_____ _ _
| | |___ ___ ___| |_ ___| |_
| | | | .'| | . | . | . | _|
|_|___|__,|_|_|___|___|___|_|
A personal AI assistant that runs on your terms. Cloud or local. Text or voice. Your machine, your models, your data.
Rust port of nanobot by HKUDS -- rebuilt from scratch for speed, portability, and offline-first operation.
Most AI assistants are cloud-locked SaaS products. nanobot is a single binary that talks to whatever LLM you point it at -- Claude, GPT, Gemini, Groq, or a GGUF running on your own hardware. Add voice and it becomes a conversational assistant you can interrupt mid-sentence. Add channels and it lives in your Telegram, WhatsApp, or Feishu.
No containers. No Python. No dependencies beyond what cargo build pulls in.
cargo build --release
# Initialize config and workspace
nanobot onboard
# Add your API key to ~/.nanobot/config.json
# Start chatting
nanobot agentAll providers speak the same OpenAI-compatible protocol. First API key found wins:
OpenRouter / DeepSeek / Anthropic / OpenAI / Gemini / Groq / vLLM
You: What's the weather like?
Toggle between cloud and local inference mid-conversation. nanobot connects to LM Studio, loads a model, and switches over.
You: /local
Starting LM Studio server on port 1234...
Loading model...
LOCAL MODE LM Studio on port 1234
Model: NVIDIA-Nemotron-Nano-9B-v2-Q4_K_M.gguf
You: /model
Available models:
[1] gemma-3n-E4B-it-Q4_K_S.gguf (3923 MB)
[2] Ministral-8B-Instruct-Q4_K_M.gguf (4815 MB)

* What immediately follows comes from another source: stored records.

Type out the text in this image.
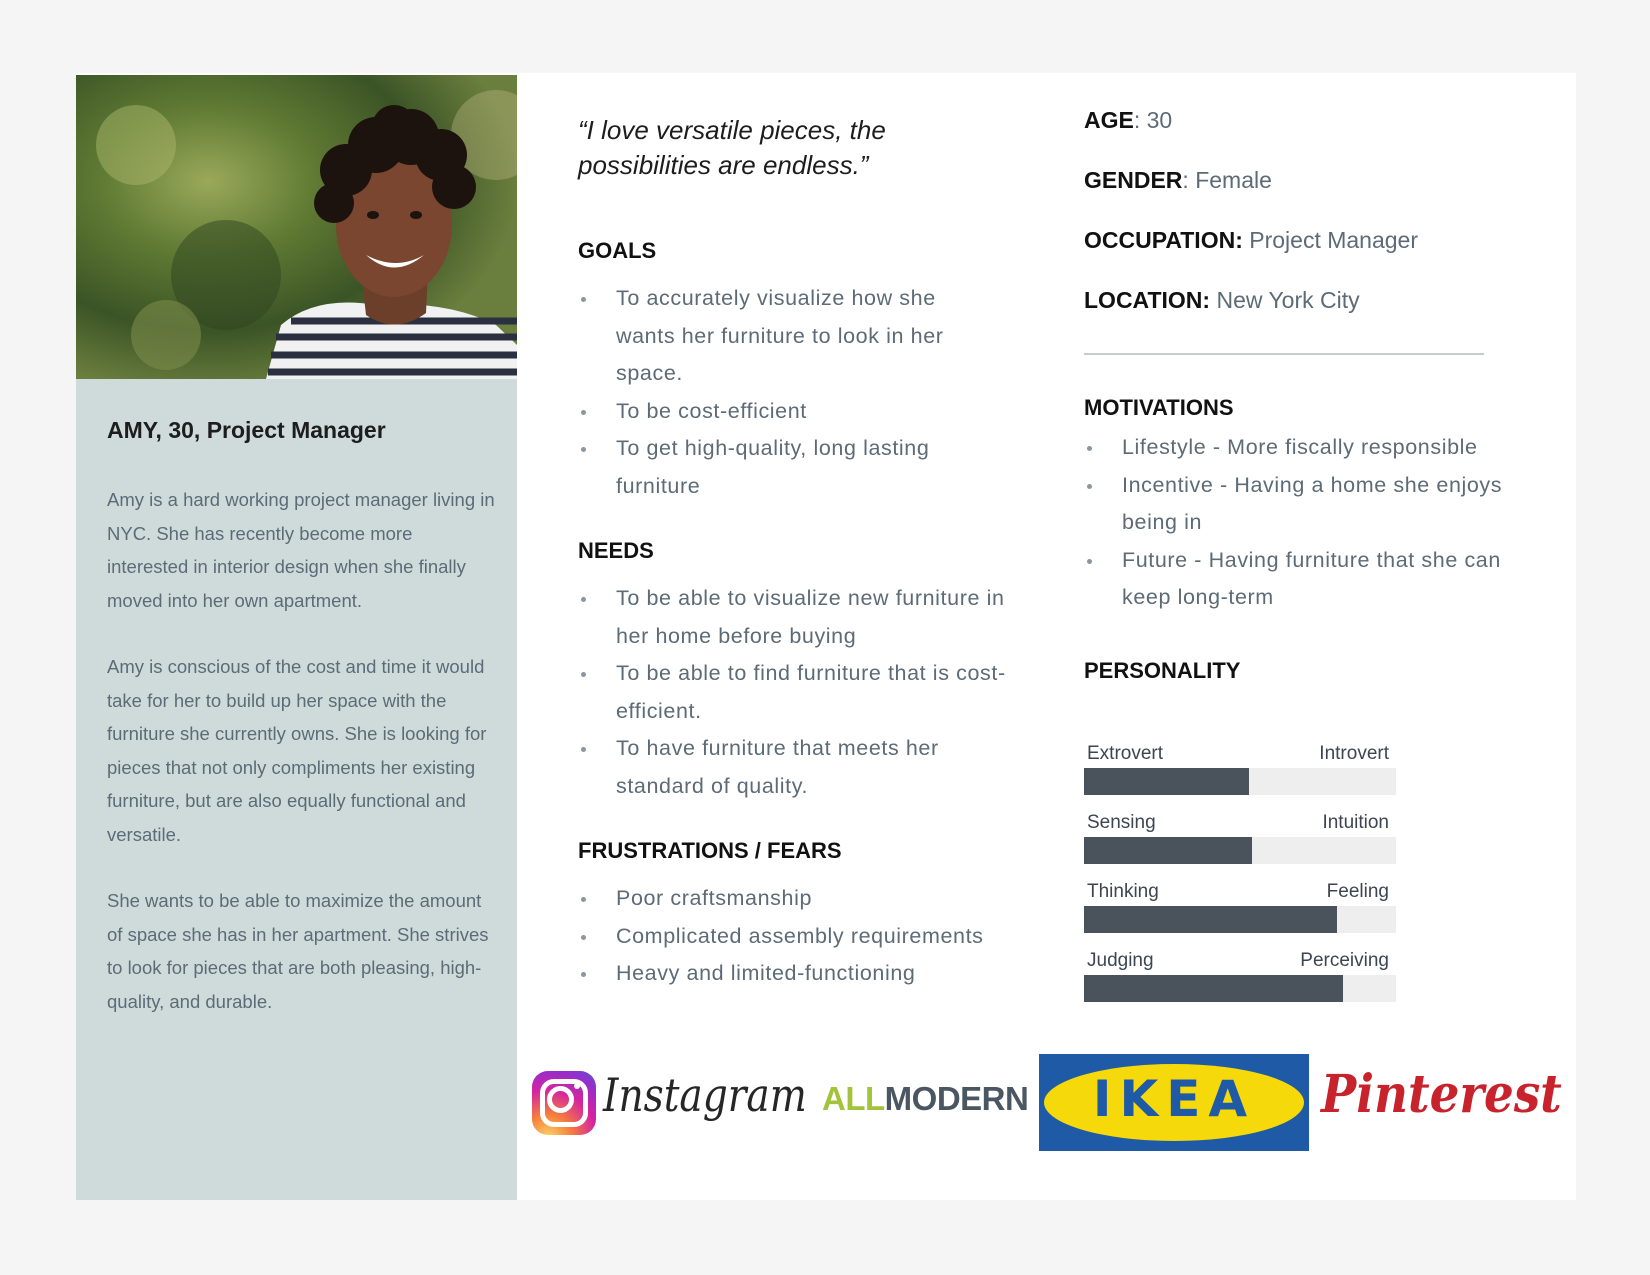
AMY, 30, Project Manager

Amy is a hard working project manager living in NYC. She has recently become more interested in interior design when she finally moved into her own apartment.

Amy is conscious of the cost and time it would take for her to build up her space with the furniture she currently owns. She is looking for pieces that not only compliments her existing furniture, but are also equally functional and versatile.

She wants to be able to maximize the amount of space she has in her apartment. She strives to look for pieces that are both pleasing, high-quality, and durable.

“I love versatile pieces, the possibilities are endless.”
GOALS
To accurately visualize how she wants her furniture to look in her space.
To be cost-efficient
To get high-quality, long lasting furniture
NEEDS
To be able to visualize new furniture in her home before buying
To be able to find furniture that is cost-efficient.
To have furniture that meets her standard of quality.
FRUSTRATIONS / FEARS
Poor craftsmanship
Complicated assembly requirements
Heavy and limited-functioning
AGE: 30
GENDER: Female
OCCUPATION: Project Manager
LOCATION: New York City
MOTIVATIONS
Lifestyle - More fiscally responsible
Incentive - Having a home she enjoys being in
Future - Having furniture that she can keep long-term
PERSONALITY
Extrovert	Introvert
Sensing	Intuition
Thinking	Feeling
Judging	Perceiving
Instagram ALLMODERN	IKEA	Pinterest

[3] NVIDIA-Nemotron-Nano-9B-v2-Q4_K_M.gguf (5352 MB) (active)
...
Select model [1-12] or Enter to cancel:
Switch models on the fly. The server process is monitored -- if it crashes during loading, you get the error immediately instead of waiting for a timeout. Stale servers from previous sessions are cleaned up automatically.
cargo build --release --features voiceYou: /voice
Voice mode ON. Ctrl+Space or Enter to speak, type for text.
Recording... (press Enter or Ctrl+Space to stop)
You said: "What time is it in Tokyo?"
It's currently about two in the morning in Tokyo.
Voice mode uses on-device models -- no cloud STT/TTS:
- Speech-to-text: Whisper (via jack-voice)
- Text-to-speech: Pocket TTS (Candle, 24kHz, CPU real-time)
Audio is streamed sentence-by-sentence through PulseAudio. First audio plays in ~300-500ms while remaining sentences synthesize in the background.
Interrupt anytime: press Enter during playback to cut the response short and start speaking. The assistant stops talking and listens.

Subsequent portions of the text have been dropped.